Bisnis.com, JAKARTA - Produksi minyak mentah Rusia diperkirakan mencapai 480 juta ton atau sekitar 9,6 juta barel per hari (bph) pada tahun 2023.
Dilansir Reuters pada Senin (24/4/2023), salah seorang sumber pemerintah Rusia yang mengetahui data tersebut mengatakan angka ini sejalan dengan janji Rusia untuk memangkas produksi sebesar 500.000 bph menjadi 9,5 juta bph dari bulan Maret hingga akhir tahun.
Adapun produksi minyak tersebut tidak termasuk produksi kondensat gas.

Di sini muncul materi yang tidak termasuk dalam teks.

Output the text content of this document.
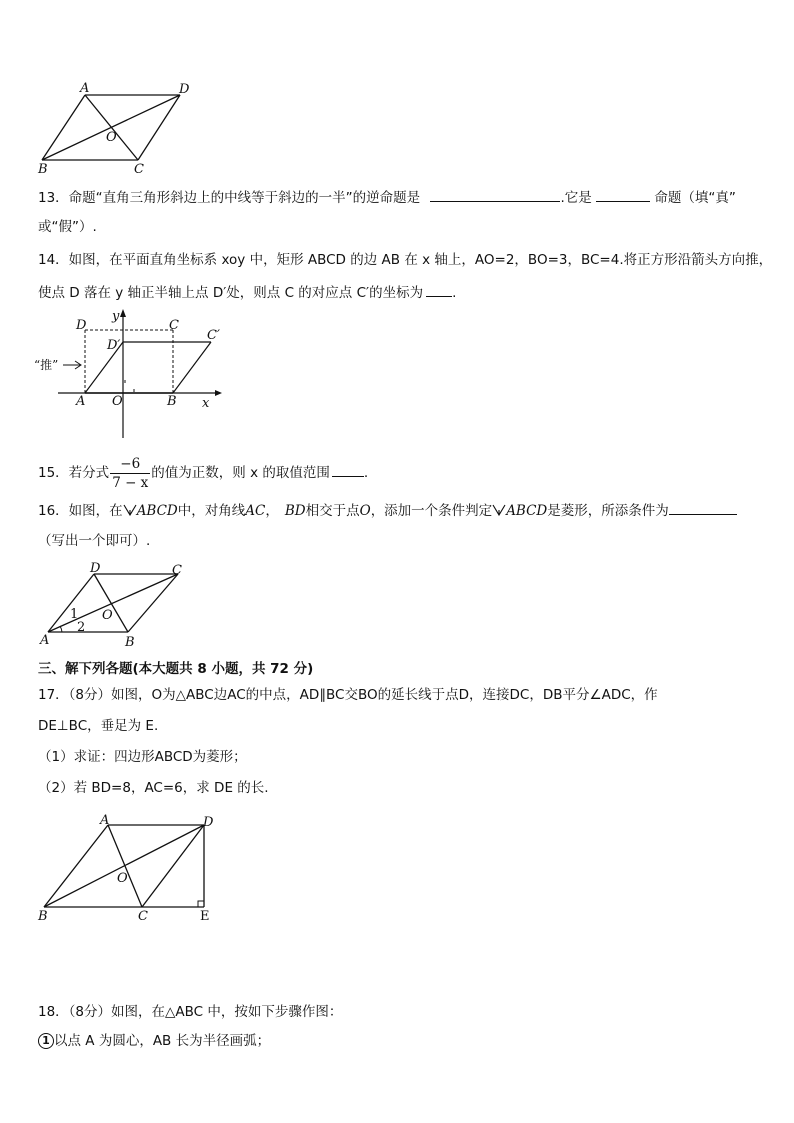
A	D
O
B	C
13．命题“直角三角形斜边上的中线等于斜边的一半”的逆命题是	.它是	命题（填“真”
或“假”）.
14．如图，在平面直角坐标系 xoy 中，矩形 ABCD 的边 AB 在 x 轴上，AO=2，BO=3，BC=4.将正方形沿箭头方向推，
使点 D 落在 y 轴正半轴上点 D′处，则点 C 的对应点 C′的坐标为 .
D	C
C′
D′
y
“推”
A O	B x
15．若分式 $\frac{-6}{7 - x}$ 的值为正数，则 x 的取值范围	.
16．如图，在 ABCD中，对角线AC， BD相交于点O，添加一个条件判定 ABCD是菱形，所添条件为
（写出一个即可）.
D	C
O
1
2
A	B
三、解下列各题(本大题共 8 小题，共 72 分)
17．（8分）如图，O为△ABC边AC的中点，AD∥BC交BO的延长线于点D，连接DC，DB平分∠ADC，作
DE⊥BC，垂足为 E.
（1）求证：四边形ABCD为菱形；
（2）若 BD=8，AC=6，求 DE 的长.
A	D
O
B	C	E
18．（8分）如图，在△ABC 中，按如下步骤作图：
1 以点 A 为圆心，AB 长为半径画弧；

"Dengan ekstrapolasi untuk keseluruhan tahun, produksi akan menjadi 480 juta ton," kata sumber tersebut kepada Reuters.
Kementerian Energi Rusia belum memberikan komentar terkait data ini.
Pada tahun 2022, produksi kondensat minyak dan gas gabungan Rusia meningkat menjadi 535 juta ton (10,7 juta barel per hari). Kondensat tidak termasuk dalam kuota produksi yang digunakan oleh kelompok produsen OPEC+ untuk Rusia.
Baca Juga
Produksi tersebut diperkirakan mencapai sekitar 520 juta ton (10,4 juta barel per hari) tahun ini dengan memperhitungkan sekitar 40 juta ton kondensat gas.
Angka ini jauh lebih tinggi daripada perkiraan resmi yang memperkirakan produksi kondensat minyak dan gas Rusia pada tahun 2023 antara 490 juta hingga 500 juta ton (9,8 juta hingga 10 juta barel per hari).
Tim analis JP Morgan mengatakan permintaan minyak Rusia sebagian besar telah stabil setelah mengalami guncangan pada awal perang Rusia-Ukraina.
"Kami yakin permintaan hampir kembali ke tingkat sebelum perang," ungkap mereka.
JP Morgan memperkirakan produksi agregat Rusia (minyak mentah dan kondensat) sebesar 10,8 juta barel per hari di bulan Maret, turun 250.000 barel per hari dari bulan Februari 2023.
Produksi minyak Rusia turun pada April 2022 setelah Barat menjatuhkan sanksi atas operasi militernya di Ukraina. Namun, sejak saat itu Rusia telah berhasil menjual minyaknya ke China dan India.
Namun, untuk menopang harga minyak, yang merupakan sumber kehidupan ekonomi Rusia, Moskow telah memutuskan untuk memangkas produksi minyak mentahnya sebesar 500.000 barel per hari hingga akhir tahun.
Sebagai eksportir minyak terbesar kedua di dunia setelah Arab Saudi, Rusia telah menghentikan atau menunda penerbitan beberapa data energi utamanya, termasuk informasi produksi dan ekspor.
"Kurangnya data resmi yang transparan dari salah satu produsen minyak terbesar di dunia membuat semakin sulit untuk memantau suplai global dan menganalisa pasar," ungkap analis JP Morgan.